Llegábamos como el circo, con dos coches cargados y dos personas que los conducían porque mi padre nunca nos acompañaba en esa aventura. Nos despedía supongo que horrorizado de vernos partir como «titiriteros». Hasta viajábamos con nuestro pájaro en la jaula. La llegada y organizar nuestra casa junto a la playa era otra fiesta. Todos ayudábamos y por la noche mi madre siempre ponía música y bailábamos, desde la gente de servicio a los niños felices de encontrarnos allí. Uno de los chóferes nos enseñó a bailar el mambo y aún no lo he olvidado. Lo más era despertar con el aroma del mar, abrir la ventana, sentir su olor mezclado con el de los geranios. Ver las hortensias con gotitas de agua del rocío, la hierba cortada y su frescor, salir corriendo para darme mi primer chapuzón con la playa vacía.

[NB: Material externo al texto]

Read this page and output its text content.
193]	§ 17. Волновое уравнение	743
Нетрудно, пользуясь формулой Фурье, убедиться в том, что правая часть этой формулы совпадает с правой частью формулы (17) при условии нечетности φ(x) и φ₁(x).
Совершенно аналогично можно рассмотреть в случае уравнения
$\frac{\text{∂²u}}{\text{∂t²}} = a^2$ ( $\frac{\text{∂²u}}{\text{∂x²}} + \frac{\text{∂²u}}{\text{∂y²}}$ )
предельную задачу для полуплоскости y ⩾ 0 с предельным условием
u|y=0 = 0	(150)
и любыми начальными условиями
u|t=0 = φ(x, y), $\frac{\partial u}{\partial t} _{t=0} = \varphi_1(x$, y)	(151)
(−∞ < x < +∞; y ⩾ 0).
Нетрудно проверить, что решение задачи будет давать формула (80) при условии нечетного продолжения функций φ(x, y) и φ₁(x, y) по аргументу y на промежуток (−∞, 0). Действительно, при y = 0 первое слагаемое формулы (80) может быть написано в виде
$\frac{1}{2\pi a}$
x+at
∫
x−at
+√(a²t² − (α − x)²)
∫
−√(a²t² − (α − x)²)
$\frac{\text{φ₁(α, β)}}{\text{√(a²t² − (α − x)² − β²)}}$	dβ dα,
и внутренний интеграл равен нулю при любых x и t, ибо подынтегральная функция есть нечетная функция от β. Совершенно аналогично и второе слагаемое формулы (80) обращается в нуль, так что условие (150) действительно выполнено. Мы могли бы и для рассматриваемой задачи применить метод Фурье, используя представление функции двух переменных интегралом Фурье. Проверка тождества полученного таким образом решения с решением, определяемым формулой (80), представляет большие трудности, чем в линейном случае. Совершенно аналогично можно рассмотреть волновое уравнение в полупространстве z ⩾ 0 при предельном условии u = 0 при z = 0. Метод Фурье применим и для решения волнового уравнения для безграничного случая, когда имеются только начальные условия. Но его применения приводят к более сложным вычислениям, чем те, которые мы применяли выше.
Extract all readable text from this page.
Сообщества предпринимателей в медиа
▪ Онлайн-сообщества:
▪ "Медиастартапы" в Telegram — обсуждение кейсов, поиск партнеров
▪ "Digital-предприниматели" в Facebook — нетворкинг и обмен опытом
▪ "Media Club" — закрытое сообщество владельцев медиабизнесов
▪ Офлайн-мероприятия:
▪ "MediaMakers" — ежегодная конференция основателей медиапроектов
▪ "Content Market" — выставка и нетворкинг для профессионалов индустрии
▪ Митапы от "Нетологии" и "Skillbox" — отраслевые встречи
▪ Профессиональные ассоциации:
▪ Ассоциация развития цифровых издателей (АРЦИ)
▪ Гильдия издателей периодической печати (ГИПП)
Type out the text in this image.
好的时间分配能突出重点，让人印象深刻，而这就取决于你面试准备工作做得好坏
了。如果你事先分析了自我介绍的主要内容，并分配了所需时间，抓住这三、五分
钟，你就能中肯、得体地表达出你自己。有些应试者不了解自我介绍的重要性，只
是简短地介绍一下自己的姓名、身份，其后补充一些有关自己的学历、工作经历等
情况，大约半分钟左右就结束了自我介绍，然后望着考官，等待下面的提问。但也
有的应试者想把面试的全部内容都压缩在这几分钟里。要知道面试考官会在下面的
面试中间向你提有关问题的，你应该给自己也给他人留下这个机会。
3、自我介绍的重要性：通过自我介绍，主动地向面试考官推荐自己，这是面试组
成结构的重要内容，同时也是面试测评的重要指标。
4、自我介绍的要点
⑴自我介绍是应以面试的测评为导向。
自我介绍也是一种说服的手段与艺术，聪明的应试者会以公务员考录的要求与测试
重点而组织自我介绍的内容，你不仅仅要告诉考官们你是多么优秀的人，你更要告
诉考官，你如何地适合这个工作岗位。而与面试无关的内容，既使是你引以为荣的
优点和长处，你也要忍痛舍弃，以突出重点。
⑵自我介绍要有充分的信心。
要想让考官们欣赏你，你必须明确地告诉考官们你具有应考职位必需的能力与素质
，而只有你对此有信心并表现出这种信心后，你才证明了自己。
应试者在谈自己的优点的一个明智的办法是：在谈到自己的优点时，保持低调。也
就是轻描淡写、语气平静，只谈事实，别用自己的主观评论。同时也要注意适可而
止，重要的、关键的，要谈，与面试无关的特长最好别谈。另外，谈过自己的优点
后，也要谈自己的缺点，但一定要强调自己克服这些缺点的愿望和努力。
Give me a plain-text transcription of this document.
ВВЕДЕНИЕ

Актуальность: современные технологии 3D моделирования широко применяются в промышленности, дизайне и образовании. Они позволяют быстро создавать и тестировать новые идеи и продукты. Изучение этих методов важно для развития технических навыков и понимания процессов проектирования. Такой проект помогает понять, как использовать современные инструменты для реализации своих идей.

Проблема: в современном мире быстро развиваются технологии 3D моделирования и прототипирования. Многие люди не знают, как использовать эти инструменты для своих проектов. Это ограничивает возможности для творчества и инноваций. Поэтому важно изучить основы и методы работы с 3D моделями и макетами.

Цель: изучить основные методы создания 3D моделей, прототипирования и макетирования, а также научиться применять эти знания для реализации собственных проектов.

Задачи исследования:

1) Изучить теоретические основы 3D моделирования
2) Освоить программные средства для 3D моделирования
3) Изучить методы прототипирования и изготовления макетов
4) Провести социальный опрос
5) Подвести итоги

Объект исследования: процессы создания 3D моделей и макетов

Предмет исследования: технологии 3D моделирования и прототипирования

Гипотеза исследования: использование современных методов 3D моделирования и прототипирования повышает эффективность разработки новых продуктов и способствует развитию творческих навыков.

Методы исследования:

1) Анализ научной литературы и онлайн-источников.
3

Al volver tras un largo baño en el que me dejaba flotar sobre las olas del Cantábrico siempre recio, siempre embravecido, estaba esperando el olor a café y a mantequilla fresca en rebanadas de pan calentito recién hecho. Después de estrenar mi traje de baño me reencontraba con mi pandilla y el chico que me gustaba y con el que me había pasado el invierno intercambiando cartas de amor adolescente. Esperaba las fiestas del Carmen con enorme ilusión para vestirme con el traje típico de Llanisca e ir a la procesión con mis amigas y mi hermana. También los chicos se vestían, bailábamos el «Pericote», una danza muy antigua llena de simbolismo. Mi cumpleaños, el 1 de agosto, también era otra alegría. Mi madre nos despertaba con un collar enorme lleno de «chuches» y la música de «Las Mañanitas», que algunas veces incluso fueron al amanecer con mariachis que contrataba un amigo mexicano que nunca olvidaré. Ese momento fue inexplicable, no hay nada más emocionante que sentir la música de mariachis despertándote en tu cumpleaños. Quería que el mundo se parase. El paraíso de nuestra infancia y adolescencia se recoge en nuestra memoria. En esos momentos de relajo de los días perdidos, sin ninguna responsabilidad, tonteando con la vida, creyéndote que siempre sería así de maravillosa. Aprendiendo a enamorarte, a seducir en la explosión de tu belleza, tomando conciencia de que eres una mujer o más bien un proyecto de lo que llegarás a ser, antes de que se filtrase el dolor, la pérdida, la realidad... Siempre he pensado que la fe es un don que nos da seguridad, que nos hace poseedores de una verdad trascendente. Hay cosas en las que creemos de una manera incondicional. Tu familia, tu religión, incluso tus ideas políticas. Esos faros a los que te enganchas de pequeña y a los que quieres aferrarte el resto de tu vida. Conceptos incuestionables que, sin embargo, no lo son. Ayudan a vivir. Piensas: ¿Qué sería de mí sin mis principios? Si renunciase a ellos, nada sería igual. Me sentiría débil y sin rumbo. Sin embargo, ahora tengo la sensación de que todo lo que me rodea se desmorona. Quizá no sea tan dramático, pero me lo parece. Mis principios, mis valores y mi fe son mi refugio.